I'm Parikshet, I'm 11 years old, and I started learning to code at 9. The tools available now are completely different from what my dad's generation used — and AI tools specifically are making coding accessible in ways that books and tutorials alone never could. Here are the tools I actually recommend, with honest opinions on each.

Scratch + ML4Kids: The Best Starting Point (Age 8+)

Scratch (scratch.mit.edu) is MIT's block-based visual programming language — the one most kids encounter in school. What many teachers don't know: there are AI extensions available that turn Scratch into a genuine machine learning environment.

ML4Kids (machinelearningforkids.co.uk) lets you train your own image classifier, text classifier, or sound recogniser — then use it as a block in Scratch. I built a project that classified handwritten numbers by training it on 20 examples of each digit. The AI correctly identified new examples I drew — and I did not write a single line of code. That was my first real experience of training a model, and it was in Scratch.

Free, no download required, works in any browser.

Code.org AI Units (Age 10–14)

Code.org is best known for its Hour of Code tutorials, but their AI curriculum is underrated. They have complete units covering:

  • How machine learning works (with visual training simulations)
  • Data and bias in AI
  • Natural language processing
  • AI ethics

The unit on data bias alone is worth doing. It shows how AI decisions depend on who collected the training data and what was included or excluded — a genuinely important concept that most adults do not understand clearly.

Free, no account required for most units.

Want to learn AI properly?

I teach kids aged 8–14 how to use AI safely, ethically, and creatively. No coding experience needed.

Explore the AI for Kids Course →

Google Teachable Machine (Age 10+)

Teachable Machine (teachablemachine.withgoogle.com) is where I spent a lot of time in 2024. You open the website, train a model on images from your webcam, audio from your microphone, or pose data from your body — and in minutes you have a working classifier you can embed in a project.

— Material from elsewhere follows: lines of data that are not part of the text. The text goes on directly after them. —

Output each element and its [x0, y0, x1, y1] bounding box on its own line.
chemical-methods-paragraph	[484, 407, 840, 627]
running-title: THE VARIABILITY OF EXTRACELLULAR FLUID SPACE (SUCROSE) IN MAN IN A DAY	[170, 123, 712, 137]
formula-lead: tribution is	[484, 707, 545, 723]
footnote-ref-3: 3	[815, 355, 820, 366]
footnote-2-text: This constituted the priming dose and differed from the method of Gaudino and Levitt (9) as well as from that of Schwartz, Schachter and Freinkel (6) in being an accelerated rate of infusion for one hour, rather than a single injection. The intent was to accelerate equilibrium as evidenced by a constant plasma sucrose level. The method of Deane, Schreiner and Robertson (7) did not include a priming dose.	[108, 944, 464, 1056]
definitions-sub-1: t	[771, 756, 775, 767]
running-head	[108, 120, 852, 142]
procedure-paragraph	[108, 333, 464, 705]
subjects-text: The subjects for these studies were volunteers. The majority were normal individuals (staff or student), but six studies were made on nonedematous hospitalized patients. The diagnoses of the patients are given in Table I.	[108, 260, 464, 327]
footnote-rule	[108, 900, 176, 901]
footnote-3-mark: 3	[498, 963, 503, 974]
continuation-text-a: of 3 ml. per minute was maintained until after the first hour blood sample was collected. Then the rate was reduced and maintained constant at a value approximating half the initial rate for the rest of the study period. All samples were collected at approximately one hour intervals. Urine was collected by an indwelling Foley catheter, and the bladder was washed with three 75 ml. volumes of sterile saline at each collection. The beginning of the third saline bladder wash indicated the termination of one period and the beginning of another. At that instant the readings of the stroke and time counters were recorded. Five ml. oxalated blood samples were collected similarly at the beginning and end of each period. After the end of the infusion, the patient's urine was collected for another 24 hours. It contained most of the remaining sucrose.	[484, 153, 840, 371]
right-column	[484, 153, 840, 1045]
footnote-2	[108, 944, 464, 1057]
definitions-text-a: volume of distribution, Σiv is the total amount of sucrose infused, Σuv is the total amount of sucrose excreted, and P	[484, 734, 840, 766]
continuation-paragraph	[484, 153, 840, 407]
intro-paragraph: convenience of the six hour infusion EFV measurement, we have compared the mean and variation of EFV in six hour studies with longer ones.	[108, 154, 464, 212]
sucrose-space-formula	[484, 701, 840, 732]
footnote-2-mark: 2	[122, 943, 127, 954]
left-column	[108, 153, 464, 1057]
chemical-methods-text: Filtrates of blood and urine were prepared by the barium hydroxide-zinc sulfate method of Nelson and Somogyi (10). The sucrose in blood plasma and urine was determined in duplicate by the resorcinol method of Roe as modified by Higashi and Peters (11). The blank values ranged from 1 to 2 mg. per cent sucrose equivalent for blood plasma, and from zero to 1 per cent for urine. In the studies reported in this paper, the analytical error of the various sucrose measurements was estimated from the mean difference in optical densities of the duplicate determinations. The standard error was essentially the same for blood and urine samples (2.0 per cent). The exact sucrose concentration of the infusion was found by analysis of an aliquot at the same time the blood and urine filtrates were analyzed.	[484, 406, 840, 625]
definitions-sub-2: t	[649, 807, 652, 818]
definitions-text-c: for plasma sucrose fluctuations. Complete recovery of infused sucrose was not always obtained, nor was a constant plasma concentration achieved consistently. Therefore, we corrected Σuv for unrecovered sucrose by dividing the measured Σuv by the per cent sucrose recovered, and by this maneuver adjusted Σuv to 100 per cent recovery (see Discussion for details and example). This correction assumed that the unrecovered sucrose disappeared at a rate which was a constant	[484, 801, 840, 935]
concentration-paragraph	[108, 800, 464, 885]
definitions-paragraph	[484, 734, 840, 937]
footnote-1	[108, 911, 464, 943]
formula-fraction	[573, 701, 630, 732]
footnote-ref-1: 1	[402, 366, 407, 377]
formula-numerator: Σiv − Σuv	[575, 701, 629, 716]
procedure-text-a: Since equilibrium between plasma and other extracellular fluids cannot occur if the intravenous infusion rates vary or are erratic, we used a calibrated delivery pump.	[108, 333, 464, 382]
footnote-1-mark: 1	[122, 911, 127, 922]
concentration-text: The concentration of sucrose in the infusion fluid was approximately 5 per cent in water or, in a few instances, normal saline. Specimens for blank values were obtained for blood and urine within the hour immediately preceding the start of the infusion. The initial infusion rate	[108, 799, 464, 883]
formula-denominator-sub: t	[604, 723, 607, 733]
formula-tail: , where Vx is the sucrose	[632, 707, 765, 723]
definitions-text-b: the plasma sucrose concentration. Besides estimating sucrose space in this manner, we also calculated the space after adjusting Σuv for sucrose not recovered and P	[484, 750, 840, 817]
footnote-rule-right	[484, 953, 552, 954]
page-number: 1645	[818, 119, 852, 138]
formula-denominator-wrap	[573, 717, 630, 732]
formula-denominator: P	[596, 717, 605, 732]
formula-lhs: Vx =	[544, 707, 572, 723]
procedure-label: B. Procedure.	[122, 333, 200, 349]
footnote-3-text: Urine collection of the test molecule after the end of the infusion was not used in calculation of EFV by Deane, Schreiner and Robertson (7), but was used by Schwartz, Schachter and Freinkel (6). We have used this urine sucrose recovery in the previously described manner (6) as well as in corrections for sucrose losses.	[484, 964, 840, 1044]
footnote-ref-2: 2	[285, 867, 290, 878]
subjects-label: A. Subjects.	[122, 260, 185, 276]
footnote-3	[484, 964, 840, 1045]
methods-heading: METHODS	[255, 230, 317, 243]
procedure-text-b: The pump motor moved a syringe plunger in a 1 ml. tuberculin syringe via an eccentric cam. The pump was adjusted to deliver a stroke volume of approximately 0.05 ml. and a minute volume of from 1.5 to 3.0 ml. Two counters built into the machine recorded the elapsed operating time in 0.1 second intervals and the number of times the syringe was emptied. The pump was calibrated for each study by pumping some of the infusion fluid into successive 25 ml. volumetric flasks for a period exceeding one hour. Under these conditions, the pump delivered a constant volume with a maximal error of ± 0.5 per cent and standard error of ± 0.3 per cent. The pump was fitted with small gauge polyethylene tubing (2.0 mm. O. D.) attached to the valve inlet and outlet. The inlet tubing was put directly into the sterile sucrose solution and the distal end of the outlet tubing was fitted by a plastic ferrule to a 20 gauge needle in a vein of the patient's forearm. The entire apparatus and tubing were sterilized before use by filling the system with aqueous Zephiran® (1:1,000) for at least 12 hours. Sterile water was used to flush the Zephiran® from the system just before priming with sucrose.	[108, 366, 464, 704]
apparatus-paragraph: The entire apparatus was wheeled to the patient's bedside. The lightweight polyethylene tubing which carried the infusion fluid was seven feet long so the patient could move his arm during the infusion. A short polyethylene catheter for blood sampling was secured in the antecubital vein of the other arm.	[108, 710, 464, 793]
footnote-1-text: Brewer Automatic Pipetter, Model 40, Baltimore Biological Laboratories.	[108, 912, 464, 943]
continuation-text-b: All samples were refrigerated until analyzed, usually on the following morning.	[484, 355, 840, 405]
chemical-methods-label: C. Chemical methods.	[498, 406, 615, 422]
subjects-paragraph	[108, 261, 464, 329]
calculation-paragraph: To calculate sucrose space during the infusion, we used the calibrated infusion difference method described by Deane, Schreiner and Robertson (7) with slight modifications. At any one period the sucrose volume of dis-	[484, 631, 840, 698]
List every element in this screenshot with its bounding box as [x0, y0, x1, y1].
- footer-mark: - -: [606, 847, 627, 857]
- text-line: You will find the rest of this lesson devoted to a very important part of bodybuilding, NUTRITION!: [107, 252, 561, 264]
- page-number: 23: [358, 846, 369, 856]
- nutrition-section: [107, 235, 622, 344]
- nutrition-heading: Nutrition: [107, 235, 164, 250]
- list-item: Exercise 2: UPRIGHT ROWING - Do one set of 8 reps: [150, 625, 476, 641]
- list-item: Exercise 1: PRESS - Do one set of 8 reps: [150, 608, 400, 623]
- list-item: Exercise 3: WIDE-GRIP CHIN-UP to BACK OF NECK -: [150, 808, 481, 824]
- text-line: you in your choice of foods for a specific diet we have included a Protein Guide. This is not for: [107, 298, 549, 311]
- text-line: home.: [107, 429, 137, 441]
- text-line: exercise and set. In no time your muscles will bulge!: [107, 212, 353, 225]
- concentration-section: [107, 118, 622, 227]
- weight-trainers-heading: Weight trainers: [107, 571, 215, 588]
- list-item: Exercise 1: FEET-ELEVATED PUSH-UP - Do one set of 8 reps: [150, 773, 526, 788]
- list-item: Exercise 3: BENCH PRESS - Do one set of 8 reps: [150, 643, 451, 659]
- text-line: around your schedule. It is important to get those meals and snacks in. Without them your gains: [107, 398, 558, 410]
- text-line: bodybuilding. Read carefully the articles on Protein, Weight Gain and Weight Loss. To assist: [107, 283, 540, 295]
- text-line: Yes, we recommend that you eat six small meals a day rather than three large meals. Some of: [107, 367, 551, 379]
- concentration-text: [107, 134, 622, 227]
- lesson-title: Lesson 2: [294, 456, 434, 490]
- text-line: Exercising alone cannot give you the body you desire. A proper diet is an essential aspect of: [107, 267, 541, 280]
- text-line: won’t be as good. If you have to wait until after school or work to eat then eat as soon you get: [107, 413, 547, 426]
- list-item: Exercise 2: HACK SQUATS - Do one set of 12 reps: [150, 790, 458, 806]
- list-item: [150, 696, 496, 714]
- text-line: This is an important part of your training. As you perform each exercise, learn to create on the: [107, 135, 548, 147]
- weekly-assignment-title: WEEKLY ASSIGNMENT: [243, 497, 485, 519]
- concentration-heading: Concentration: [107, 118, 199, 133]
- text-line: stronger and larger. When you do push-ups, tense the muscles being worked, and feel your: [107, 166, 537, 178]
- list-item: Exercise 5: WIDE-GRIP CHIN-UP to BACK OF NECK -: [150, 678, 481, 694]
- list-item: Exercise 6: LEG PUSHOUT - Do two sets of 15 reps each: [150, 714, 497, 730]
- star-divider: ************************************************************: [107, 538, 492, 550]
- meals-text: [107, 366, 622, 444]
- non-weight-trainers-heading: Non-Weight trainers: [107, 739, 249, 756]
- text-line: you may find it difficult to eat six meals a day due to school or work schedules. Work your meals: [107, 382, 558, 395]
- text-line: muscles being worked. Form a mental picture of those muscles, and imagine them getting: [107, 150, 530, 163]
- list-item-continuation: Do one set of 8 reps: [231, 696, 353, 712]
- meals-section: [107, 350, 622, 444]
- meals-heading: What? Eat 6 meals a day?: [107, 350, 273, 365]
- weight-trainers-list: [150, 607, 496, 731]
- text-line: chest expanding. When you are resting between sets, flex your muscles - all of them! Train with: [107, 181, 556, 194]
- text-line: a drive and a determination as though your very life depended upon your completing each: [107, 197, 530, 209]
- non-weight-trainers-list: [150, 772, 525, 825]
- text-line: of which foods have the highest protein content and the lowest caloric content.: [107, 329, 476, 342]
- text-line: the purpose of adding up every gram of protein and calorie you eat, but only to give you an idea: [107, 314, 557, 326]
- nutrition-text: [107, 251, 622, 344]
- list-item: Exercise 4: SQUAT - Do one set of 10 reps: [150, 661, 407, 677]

My most memorable project: I trained it to recognise five different golf club grip positions from webcam images. It correctly identified which grip I was using with over 90% accuracy after about 30 training examples each. No coding. No downloads. Just the browser.

When you are ready to export, you can download the trained model and use it in Python, JavaScript, or p5.js projects.

GitHub Copilot for Students (Age 13+)

GitHub Copilot is the AI coding assistant used by professional developers worldwide. Students aged 13+ with a school email can get it free through GitHub Education.

It works inside VS Code and suggests complete lines of code as you type — think of it as autocomplete that understands what you are building. For learning Python, it is extraordinary: you write a comment describing what you want, and Copilot suggests the code. You read the suggestion, decide if it makes sense, and accept or reject.

Important note: do not use Copilot before you understand basic Python. If you accept code you do not understand, you are not learning — you are copy-pasting with extra steps. Use it to learn from suggestions, not to skip learning.

Khan Academy Khanmigo (Age 10+)

Khanmigo is Khan Academy's AI tutor powered by GPT-4. For coding specifically, it walks you through programming exercises step by step, asking you questions rather than giving you answers. This Socratic approach — where the AI teaches by questioning — is much better for retention than passive watching.

If you are stuck on a Python problem, Khanmigo will ask: "What do you think line 3 is doing?" rather than just correcting it. Slightly frustrating, deeply effective.

My Recommended Path by Age

Age 8–10: Scratch + ML4Kids. Build AI projects without text code.
Age 10–12: Teachable Machine + Code.org AI units. Train real models, learn the theory.
Age 12–14: Python basics on Khan Academy + Khanmigo. Then graduate to GitHub Copilot once you can read Python code.
Age 14+: Python with scikit-learn or TensorFlow. Real AI development.

The most important principle: the goal is understanding, not just building. Anyone can use AI tools. The people who will matter in my generation are the ones who know how they work and when to trust their outputs.